Effective Customer Service Training
Who are the most important people in your organization? It may come as a surprise to learn that the most important people are your employees – not your customers. Customer Service Training Customers come second. Without qualified and well-trained employees committed to strong customer service all of your efforts to please customers will be fruitless. Customer service training has become a popular way for service organizations to provide employees with the information they need to meet customer needs.
It should not, however, be considered a one-time or annual event. Customer service training is an ongoing process that needs to be incorporated into the organization’s culture and way of doing business.Good customer service training will be based on the needs of your organization as well as the skill level of your employees. Following are some key elements in ensuring that your customer service training efforts get results.
1) Start with the end in mind. What do you want to accomplish with your customer service training efforts? Your answer will be unique to your business, the product or service you provide and the type of customer you serve.
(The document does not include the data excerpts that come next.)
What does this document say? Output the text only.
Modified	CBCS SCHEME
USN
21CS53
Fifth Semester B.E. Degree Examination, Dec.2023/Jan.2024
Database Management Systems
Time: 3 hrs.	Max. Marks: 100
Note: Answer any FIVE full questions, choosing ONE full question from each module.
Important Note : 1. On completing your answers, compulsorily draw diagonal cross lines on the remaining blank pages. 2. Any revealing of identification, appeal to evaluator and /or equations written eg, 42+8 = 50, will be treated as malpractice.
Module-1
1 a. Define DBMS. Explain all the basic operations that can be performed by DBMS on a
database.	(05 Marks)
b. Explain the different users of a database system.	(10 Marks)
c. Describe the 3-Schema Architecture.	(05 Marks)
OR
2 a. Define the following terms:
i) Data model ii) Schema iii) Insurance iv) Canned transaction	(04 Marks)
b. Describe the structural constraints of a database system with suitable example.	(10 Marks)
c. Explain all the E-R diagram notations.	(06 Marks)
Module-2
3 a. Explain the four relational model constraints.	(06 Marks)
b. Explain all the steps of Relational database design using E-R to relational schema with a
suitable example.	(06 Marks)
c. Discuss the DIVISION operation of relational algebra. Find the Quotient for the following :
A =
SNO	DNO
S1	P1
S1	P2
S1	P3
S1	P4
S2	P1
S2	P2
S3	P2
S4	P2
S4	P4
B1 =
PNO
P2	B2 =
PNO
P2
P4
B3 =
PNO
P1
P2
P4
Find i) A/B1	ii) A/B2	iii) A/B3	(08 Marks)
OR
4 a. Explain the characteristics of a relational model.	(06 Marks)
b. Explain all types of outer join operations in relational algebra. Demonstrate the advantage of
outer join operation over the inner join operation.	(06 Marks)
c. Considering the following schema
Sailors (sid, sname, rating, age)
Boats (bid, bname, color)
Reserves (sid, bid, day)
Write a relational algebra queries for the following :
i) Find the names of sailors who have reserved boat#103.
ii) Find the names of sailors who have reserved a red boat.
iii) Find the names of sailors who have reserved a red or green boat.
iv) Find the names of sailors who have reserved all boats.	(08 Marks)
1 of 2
For example, if you run a dry cleaning business, your expectation may be that customers are greeted promptly when they come into your store, that clothing is cleaned to their specifications and that any problems or issues are resolved according to prescribed policies/practices that have been clearly communicated to customers.
If you run a consulting business your customer service expectations may include lengthy interactions with clients to clearly determine their needs, identified check-points throughout the consulting process, etc. Regardless of the specifics, the point is that you need to have a clear idea of the end results you’re looking for. Then you can use these results to help direct the focus of your customer service training efforts.
2) Define success. Employees need to have clear expectations; they want to succeed, but they need to know what success “looks like” and how you will be judging their efforts. Based on the objectives you identified, quantify as best you can measures of customer service success. Provide these measures to employees as the goals they will be charged with obtaining.